Nalini Joshi is an Australian mathematician. Since 2002 and as of March 2026 she is Chair of Applied Mathematics and a professor in the School of Mathematics and Statistics at the University of Sydney, the first female mathematician to be appointed professor at the university. Her research concerns integrable systems. She is a past president of the Australian Mathematical Society, and in July 2018 was elected vice-president of the International Mathematical Union, the first Australian to hold this position. She was awarded the Georgina Sweet Australian Laureate Fellowship in 2012.

==Early life and education==
Nalini Joshi was born Yangon, Myanmar (Burma), and spent her childhood in Burma. In 2007, she described her experience growing up there:

My father was in the army and I grew up near jungles with wild animals. I had the freedom to explore all day long so long as I went to school and that's what I actually seek every time I look at mathematics; it's an adventure, an exploration, forging new paths into territories nobody else has looked at before.
— Nalini Joshi(2007)

Joshi attended Fort Street High School in Sydney, and gained her Bachelor of Science with honours in 1980 at the University of Sydney. She earned her PhD at Princeton University in the United States, under the supervision of Martin David Kruskal. Her PhD thesis was entitled The Connection Problem for the First and Second Painlevé Transcendents.

==Career==
After a postdoctoral fellowship in 1987 and a research fellowship and lectureship (1988–90), both at the Australian National University, Joshi took up a lectureship at the University of New South Wales in Sydney (1990–94) and was promoted to senior lecturer in 1994.

In 1997, she won an Australian Research Council (ARC) senior research fellowship, which she took up at the University of Adelaide, and became an associate professor/reader at that university a year later.

In 2002 she moved to the University of Sydney as Chair of Applied Mathematics; since 2006 she has been director of the Centre for Mathematical Biology, from 2007 to 2009 head of the School of Mathematics and Statistics at Sydney University (associate head from 2010). She was the first female mathematician to be appointed professor at the university. first woman to hold this position. She is also a member of the School's Applied Mathematics Research Group. As of March 2026 she remains Chair of Applied Mathematics at the School.

==Other achievements and roles==
Joshi has held a number of positions in the Australian Mathematical Society, including its presidency from December 2008 to September 2010. She was a board member of the Australian Mathematics Trust (2010–13), and joined the National Committee for Mathematical Sciences in January 2010.

In 2015, Joshi co-founded and co-chaired the Science in Australia Gender Equity (SAGE) program, which works to increase retention of women in STEM fields using Athena SWAN principles.

Since 2016, she has served as a member of the SAGE Expert Advisory Group.

== Awards and honours ==
Joshi was elected a fellow of the Australian Academy of Science in March 2008, the third woman to be elected to the Australian Academy of Science. She is also a Fellow of the Royal Society of New South Wales (FRSN).

In 2012, Joshi became a Georgina Sweet Australian Laureate Fellow, which involves the five-year project, Geometric construction of critical solutions of nonlinear systems.

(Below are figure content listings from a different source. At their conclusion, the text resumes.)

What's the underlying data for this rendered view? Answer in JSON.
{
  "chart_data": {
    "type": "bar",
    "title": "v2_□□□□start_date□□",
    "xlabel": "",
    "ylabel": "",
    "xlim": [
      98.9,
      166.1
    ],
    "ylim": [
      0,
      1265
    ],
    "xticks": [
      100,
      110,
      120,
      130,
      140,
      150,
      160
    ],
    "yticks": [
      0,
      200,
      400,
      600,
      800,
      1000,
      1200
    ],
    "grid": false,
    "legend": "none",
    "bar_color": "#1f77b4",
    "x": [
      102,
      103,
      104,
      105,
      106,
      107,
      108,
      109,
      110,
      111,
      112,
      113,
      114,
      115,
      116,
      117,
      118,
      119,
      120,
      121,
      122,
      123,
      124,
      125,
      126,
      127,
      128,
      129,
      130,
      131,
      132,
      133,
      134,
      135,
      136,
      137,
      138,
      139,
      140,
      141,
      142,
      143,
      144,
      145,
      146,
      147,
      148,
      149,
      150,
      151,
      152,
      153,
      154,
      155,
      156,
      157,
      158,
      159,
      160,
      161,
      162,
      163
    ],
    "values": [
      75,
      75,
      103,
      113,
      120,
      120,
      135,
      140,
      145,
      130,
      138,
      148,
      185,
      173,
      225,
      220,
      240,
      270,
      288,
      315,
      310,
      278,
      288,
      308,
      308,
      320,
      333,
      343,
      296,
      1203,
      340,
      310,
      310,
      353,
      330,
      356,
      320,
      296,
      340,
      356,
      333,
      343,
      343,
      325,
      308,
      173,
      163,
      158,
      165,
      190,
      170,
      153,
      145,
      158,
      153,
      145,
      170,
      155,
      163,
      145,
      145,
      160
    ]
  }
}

In 2015, she was the 150th Anniversary Hardy Lecturer, an award by the London Mathematical Society involving an extensive series of lectures throughout the United Kingdom.

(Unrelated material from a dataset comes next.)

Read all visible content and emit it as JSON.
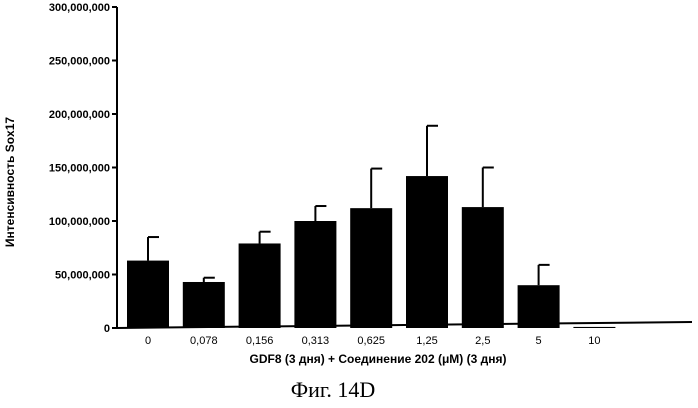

In June 2016, she was appointed an Officer of the Order of Australia.

Joshi was elected vice-president of the International Mathematical Union in July 2018, the first Australian to hold this position.

She was recognised in the October 2019 NSW Premier's Prizes for Science & Engineering for "Excellence in Mathematics, Earth Sciences, Chemistry or Physics".

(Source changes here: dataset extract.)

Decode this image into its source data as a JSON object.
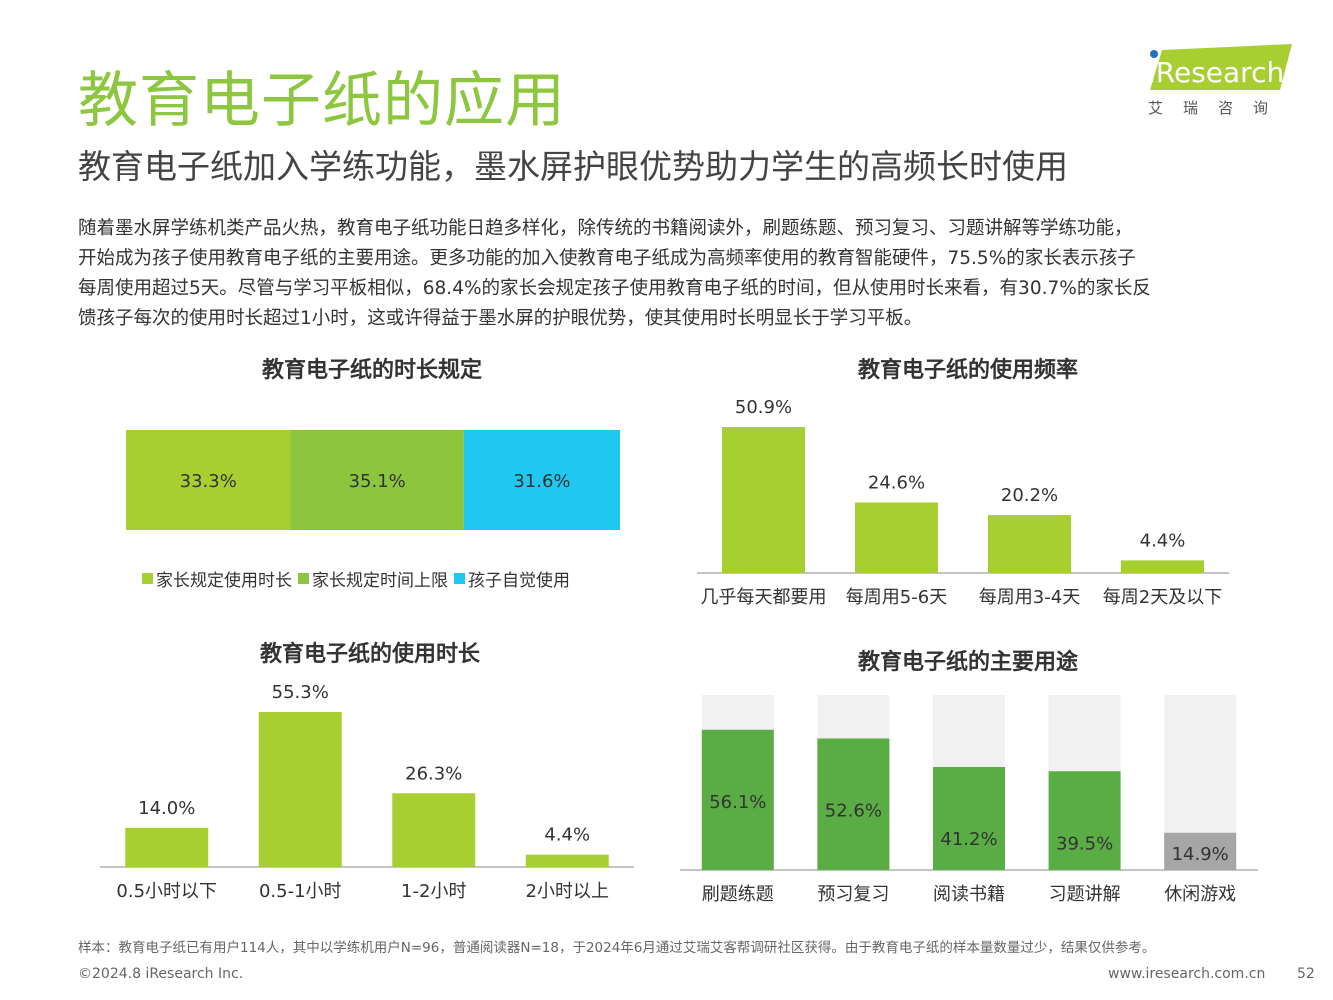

In 2020, Joshi was awarded the George Szekeres Medal from the Australian Mathematical Society (AMS). She was awarded the 2021 ANZIAM Medal by Australia and New Zealand Industrial and Applied Mathematics for "unparalleled contributions to applied mathematics in leadership, gender equity, and promotion of mathematics".

Joshi was named NSW Scientist of the Year in 2025, the first time the award has been made to a mathematician.